Rapid automation increases inequality for small productivity gains: NBER

Technology has enabled work to be much more efficient and productivity to increase. But these gains have not resulted in higher wages for workers, which have stagnated in the developed world since the 1970s. 

Pew Research from 2018 outlines that today’s real average wage (that is, the wage after accounting for inflation) has about the same purchasing power it did 40 years ago, and what wage gains there have been have mostly flowed to the highest-paid tier of workers.

Researchers Daron Acemoglu & Pascual Restrepo have a new paper for the National Bureau of Economic Research entitled Tasks, Automation, and the Rise in US Wage Inequality that examines the situation in the American context.

Their work employs a task displacement variable to capture the effects of automation technologies.

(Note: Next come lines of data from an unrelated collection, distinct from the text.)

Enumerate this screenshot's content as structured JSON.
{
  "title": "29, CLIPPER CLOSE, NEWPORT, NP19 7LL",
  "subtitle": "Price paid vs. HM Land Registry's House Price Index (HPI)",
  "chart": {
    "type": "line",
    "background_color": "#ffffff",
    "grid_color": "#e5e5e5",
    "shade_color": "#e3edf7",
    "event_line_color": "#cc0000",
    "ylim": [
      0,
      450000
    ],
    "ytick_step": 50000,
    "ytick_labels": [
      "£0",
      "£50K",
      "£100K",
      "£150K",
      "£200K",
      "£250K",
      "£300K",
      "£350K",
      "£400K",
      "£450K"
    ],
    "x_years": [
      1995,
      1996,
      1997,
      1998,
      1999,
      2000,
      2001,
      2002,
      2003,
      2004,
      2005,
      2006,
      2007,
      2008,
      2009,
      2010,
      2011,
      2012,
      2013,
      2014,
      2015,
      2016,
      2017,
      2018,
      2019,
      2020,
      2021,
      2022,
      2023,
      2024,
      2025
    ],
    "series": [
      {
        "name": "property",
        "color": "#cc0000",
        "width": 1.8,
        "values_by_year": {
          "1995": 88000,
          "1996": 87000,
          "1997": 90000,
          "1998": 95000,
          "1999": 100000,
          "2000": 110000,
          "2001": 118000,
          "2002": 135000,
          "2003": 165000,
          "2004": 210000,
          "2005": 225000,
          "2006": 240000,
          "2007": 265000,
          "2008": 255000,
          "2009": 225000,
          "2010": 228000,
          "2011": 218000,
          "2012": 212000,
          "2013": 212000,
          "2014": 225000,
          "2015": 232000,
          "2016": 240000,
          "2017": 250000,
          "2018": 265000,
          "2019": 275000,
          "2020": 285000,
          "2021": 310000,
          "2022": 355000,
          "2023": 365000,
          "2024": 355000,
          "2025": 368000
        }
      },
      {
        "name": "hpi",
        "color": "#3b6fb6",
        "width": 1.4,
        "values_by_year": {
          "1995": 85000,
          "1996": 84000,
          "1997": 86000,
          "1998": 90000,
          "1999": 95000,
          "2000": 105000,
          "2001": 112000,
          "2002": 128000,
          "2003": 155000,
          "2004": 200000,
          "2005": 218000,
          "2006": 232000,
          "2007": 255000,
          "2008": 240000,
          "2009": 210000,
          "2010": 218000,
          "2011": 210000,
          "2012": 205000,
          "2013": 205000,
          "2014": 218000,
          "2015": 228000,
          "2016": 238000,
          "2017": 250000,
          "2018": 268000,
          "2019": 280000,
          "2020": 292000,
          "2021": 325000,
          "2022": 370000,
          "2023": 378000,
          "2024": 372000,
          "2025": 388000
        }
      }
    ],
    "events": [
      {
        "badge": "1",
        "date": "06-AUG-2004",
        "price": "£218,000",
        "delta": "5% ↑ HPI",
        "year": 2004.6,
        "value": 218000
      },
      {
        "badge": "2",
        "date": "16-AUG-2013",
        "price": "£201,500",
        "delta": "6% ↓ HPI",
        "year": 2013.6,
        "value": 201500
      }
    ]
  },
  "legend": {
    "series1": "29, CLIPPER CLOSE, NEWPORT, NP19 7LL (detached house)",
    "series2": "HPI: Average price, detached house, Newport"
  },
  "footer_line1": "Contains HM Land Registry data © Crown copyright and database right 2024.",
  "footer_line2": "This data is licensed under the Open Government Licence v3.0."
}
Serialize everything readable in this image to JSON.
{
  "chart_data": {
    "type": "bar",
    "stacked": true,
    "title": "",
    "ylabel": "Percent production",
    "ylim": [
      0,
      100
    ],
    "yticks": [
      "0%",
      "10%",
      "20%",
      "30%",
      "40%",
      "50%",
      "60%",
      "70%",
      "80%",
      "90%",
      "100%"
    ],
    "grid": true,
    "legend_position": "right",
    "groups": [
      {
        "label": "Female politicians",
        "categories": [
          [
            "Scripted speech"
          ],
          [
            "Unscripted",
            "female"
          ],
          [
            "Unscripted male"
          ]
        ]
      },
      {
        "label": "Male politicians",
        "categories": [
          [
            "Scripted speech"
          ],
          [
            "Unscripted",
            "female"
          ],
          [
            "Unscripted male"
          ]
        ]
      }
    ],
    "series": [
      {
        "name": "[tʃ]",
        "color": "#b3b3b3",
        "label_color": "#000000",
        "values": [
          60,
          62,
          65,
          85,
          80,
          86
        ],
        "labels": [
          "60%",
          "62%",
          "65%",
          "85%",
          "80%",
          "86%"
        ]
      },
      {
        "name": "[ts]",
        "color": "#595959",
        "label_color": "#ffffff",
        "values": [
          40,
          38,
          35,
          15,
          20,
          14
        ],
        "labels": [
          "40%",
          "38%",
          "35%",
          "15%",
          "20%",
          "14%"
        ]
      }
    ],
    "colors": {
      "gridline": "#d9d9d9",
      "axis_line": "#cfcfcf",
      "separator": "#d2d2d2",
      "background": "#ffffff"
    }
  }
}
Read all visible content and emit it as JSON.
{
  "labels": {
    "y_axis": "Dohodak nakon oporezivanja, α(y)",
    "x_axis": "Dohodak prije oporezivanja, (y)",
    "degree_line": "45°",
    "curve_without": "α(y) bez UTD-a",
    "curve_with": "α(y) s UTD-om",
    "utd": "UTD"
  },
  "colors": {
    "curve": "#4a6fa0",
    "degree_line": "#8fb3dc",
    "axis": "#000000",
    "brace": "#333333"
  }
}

This quantitative analysis shows that a significant portion of the rise in U.S. wage inequality over the last four decades has been driven by automation (and to a lesser extent offshoring) displacing certain workgroups from employment opportunities for which they had comparative advantage.

In fact, between 50 percent and 70 percent of changes in the U.S. wage structure over the last four decades are accounted for by the relative wage declines of worker groups specialized in routine tasks in industries experiencing rapid automation, they find. 

Importantly, their research highlights that overall, this task displacement leads to sizable increases in wage inequality, but only small productivity gains.